Known as the Yadkin Project, the hydroelectric plant is comprised of four hydroelectric dams and reservoirs located along a 38-mile section of the Yadkin River in Davidson, Davie, Montgomery, Rowan, and Stanly counties.

The reservoirs, named High Rock, Tuckertown, Badin, and Falls, lie within 38,000 acres of real estate owned by Alcoa Power Generating Inc., a subsidiary of Pittsburgh-based Alcoa. Alcoa bought the land and constructed the hydroelectric dams to supply power to its aluminum smelting plant in Badin, a small town east of Albemarle.

Aluminum production started in 1917 and continued until 2002, when the company shut down most of the operation. All production stopped in 2007. The hydro facilities continue to generate up to 210 megawatts of electricity that Alcoa wholesales to other power companies.

Alcoa operates the project under a license from the federal government. The initial 50-year license was issued in 1958 and Alcoa started the relicensing process in 2002. The Federal Energy Regulatory Commission likely would have issued a new license to Alcoa if Gov. Mike Easley had not intervened in April 2008.

Citing concerns of some local governments in the region, Easley asked FERC to delay issuing a new license until those concerns were addressed. Perdue has continued the fight against Alcoa.

Alcoa recruiting companies to N.C.

Earlier this year Alcoa successfully recruited another company to the site without assistance from the Perdue administration.

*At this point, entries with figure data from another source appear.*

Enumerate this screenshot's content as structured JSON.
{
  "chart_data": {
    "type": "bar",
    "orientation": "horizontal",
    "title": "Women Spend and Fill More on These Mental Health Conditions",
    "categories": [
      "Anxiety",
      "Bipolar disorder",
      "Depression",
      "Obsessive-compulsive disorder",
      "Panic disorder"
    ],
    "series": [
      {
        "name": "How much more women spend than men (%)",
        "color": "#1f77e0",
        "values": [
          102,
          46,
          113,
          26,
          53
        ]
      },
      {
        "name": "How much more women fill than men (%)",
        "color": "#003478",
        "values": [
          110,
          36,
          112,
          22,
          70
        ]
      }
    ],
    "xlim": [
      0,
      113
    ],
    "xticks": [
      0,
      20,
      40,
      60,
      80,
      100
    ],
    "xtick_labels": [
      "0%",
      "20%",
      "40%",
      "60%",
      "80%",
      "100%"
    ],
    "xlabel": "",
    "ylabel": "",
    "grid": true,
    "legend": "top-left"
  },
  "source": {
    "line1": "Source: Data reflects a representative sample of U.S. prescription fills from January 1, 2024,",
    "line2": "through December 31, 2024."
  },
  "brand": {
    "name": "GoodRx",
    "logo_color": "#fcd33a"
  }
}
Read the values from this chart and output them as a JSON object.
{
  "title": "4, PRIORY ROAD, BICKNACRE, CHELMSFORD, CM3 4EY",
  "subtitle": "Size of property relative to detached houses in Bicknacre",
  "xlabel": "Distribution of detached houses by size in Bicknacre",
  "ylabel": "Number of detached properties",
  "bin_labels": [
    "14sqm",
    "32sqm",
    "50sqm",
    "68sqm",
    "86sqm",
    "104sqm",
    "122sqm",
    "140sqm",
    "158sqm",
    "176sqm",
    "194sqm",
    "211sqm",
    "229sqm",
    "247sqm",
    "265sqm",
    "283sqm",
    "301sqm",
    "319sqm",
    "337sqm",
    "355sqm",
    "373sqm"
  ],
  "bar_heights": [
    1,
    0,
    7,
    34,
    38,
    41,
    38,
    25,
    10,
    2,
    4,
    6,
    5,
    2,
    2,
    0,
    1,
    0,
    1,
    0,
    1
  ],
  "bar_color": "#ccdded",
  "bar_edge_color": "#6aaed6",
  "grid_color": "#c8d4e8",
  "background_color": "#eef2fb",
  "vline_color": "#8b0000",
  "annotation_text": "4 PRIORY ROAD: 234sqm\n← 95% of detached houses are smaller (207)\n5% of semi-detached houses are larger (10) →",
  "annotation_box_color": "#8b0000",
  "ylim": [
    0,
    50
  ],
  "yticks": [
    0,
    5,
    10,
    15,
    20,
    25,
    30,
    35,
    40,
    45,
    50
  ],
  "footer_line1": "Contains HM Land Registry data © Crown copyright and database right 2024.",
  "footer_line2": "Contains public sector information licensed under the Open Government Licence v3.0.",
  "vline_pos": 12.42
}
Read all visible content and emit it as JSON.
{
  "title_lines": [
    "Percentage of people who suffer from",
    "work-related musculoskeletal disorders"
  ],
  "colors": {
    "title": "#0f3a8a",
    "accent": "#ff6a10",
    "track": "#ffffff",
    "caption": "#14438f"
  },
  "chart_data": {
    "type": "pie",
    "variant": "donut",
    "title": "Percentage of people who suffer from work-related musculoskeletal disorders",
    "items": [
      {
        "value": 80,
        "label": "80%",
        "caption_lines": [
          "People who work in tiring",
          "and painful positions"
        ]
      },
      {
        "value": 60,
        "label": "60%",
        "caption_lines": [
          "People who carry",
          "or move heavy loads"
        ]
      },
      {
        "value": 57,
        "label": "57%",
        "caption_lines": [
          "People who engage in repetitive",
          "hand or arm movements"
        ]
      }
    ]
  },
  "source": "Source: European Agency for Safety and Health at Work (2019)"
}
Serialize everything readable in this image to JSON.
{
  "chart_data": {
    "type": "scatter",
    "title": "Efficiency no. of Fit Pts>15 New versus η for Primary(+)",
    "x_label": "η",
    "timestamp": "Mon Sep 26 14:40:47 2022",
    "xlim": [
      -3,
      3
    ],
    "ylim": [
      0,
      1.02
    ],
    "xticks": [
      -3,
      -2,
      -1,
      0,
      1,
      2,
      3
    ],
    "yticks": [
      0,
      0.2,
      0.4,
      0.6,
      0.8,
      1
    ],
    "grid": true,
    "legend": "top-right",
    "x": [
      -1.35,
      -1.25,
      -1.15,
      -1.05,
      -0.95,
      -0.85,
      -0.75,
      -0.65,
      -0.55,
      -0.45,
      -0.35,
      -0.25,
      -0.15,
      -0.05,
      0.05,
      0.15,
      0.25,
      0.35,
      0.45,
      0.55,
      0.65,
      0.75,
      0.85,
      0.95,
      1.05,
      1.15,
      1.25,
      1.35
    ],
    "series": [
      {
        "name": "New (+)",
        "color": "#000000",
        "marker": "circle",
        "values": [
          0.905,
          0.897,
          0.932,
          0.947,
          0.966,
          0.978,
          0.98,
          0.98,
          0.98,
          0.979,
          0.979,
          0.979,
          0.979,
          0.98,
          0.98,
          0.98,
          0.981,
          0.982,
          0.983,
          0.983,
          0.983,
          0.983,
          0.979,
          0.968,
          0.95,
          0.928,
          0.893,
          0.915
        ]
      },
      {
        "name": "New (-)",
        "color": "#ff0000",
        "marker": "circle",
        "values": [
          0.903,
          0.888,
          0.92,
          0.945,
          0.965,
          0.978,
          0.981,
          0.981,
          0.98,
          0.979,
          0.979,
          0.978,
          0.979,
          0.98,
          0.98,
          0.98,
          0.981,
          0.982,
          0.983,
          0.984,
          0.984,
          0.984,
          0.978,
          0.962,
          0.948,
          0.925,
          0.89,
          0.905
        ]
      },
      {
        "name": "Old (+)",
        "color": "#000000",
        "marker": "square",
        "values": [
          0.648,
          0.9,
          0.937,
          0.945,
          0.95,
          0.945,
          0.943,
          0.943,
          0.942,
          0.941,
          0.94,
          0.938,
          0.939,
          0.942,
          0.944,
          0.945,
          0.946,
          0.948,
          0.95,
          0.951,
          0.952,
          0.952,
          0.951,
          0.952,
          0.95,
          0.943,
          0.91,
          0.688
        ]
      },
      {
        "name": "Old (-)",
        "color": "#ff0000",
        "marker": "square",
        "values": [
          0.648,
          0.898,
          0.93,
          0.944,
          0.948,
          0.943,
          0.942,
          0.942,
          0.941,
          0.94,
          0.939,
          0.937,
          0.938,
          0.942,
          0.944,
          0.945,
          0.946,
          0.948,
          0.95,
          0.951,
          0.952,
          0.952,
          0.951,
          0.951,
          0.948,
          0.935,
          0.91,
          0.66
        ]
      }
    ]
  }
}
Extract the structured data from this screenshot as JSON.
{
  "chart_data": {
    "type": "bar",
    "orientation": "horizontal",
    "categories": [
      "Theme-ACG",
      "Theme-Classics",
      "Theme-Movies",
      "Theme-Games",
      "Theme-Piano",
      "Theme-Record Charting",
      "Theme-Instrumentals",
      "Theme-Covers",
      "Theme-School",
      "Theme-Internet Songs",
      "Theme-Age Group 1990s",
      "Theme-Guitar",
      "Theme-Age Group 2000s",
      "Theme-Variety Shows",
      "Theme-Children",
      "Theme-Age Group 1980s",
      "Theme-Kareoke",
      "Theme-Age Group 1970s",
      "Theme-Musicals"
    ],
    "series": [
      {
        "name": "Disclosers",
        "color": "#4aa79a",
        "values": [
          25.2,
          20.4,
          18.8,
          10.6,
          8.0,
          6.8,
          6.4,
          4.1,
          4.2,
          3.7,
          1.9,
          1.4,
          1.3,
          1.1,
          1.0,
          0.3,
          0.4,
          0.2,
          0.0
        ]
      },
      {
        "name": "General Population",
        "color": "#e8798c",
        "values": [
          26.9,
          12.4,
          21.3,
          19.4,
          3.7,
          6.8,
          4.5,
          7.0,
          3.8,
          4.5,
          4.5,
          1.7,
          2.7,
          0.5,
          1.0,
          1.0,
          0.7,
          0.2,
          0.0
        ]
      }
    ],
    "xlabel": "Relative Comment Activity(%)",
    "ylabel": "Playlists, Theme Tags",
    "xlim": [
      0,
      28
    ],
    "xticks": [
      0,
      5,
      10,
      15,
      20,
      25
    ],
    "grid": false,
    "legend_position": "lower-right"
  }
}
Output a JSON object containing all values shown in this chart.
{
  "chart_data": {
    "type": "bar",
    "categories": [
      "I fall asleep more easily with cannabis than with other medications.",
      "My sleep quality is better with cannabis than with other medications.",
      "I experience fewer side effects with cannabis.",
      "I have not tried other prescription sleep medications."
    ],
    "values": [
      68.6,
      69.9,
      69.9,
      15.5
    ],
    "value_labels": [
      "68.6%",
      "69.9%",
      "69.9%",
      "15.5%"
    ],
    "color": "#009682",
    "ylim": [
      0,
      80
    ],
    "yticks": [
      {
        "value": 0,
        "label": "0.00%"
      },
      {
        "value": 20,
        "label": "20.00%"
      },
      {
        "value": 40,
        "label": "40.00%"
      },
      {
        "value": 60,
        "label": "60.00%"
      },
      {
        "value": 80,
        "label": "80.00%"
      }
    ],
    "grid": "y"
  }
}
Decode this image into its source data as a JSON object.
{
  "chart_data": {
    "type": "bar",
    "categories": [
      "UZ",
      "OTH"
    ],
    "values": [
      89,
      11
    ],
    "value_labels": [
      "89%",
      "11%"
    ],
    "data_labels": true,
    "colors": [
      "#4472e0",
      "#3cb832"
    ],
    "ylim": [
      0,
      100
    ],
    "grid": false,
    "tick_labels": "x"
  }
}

In May, California-based Electronic Recyclers International announced it would open a regional recycling facility to process computers, televisions, cell phones, and other electronic waste at the Badin Industrial Park. The project would bring 200 “green” jobs and a $10 million investment to Alcoa’s abandoned industrial site.

At a May 23 ceremony, civic leaders took the podium, including U.S. Rep. Larry Kissell, D-8th District; Sen. William Purcell, D-Scotland; Rep. Justin Burr, R-Stanly; Badin Mayor James Harrison; and Stanly County Commission Chairman Josh Morton.

Perdue was not present, nor was her Commerce Secretary Keith Crisco, a Stanly County native. Both were invited, and since Perdue took office in 2009, she and Crisco have become regular participants at major jobs announcements in North Carolina. The top administration officials to attend were two commerce officials who did not participate in the formal program.

Neither the governor’s office nor the Commerce Department issued a news release announcing the new jobs. Crisco also has been a key player in the Perdue’s efforts to take over Alcoa’s facilities. Commerce spokesman Tim Crowley told CJ that Crisco did not attend because of a scheduling conflict.

At the time, Perdue spokeswoman Chrissy Pearson also told CJ that the governor had a prior commitment. CJ asked Pearson if the job announcement would affect the state’s efforts to take over Alcoa’s facilities. “The governor’s concerns about the Alcoa situation have not changed,” she said.

Don Carrington is executive editor of Carolina Journal.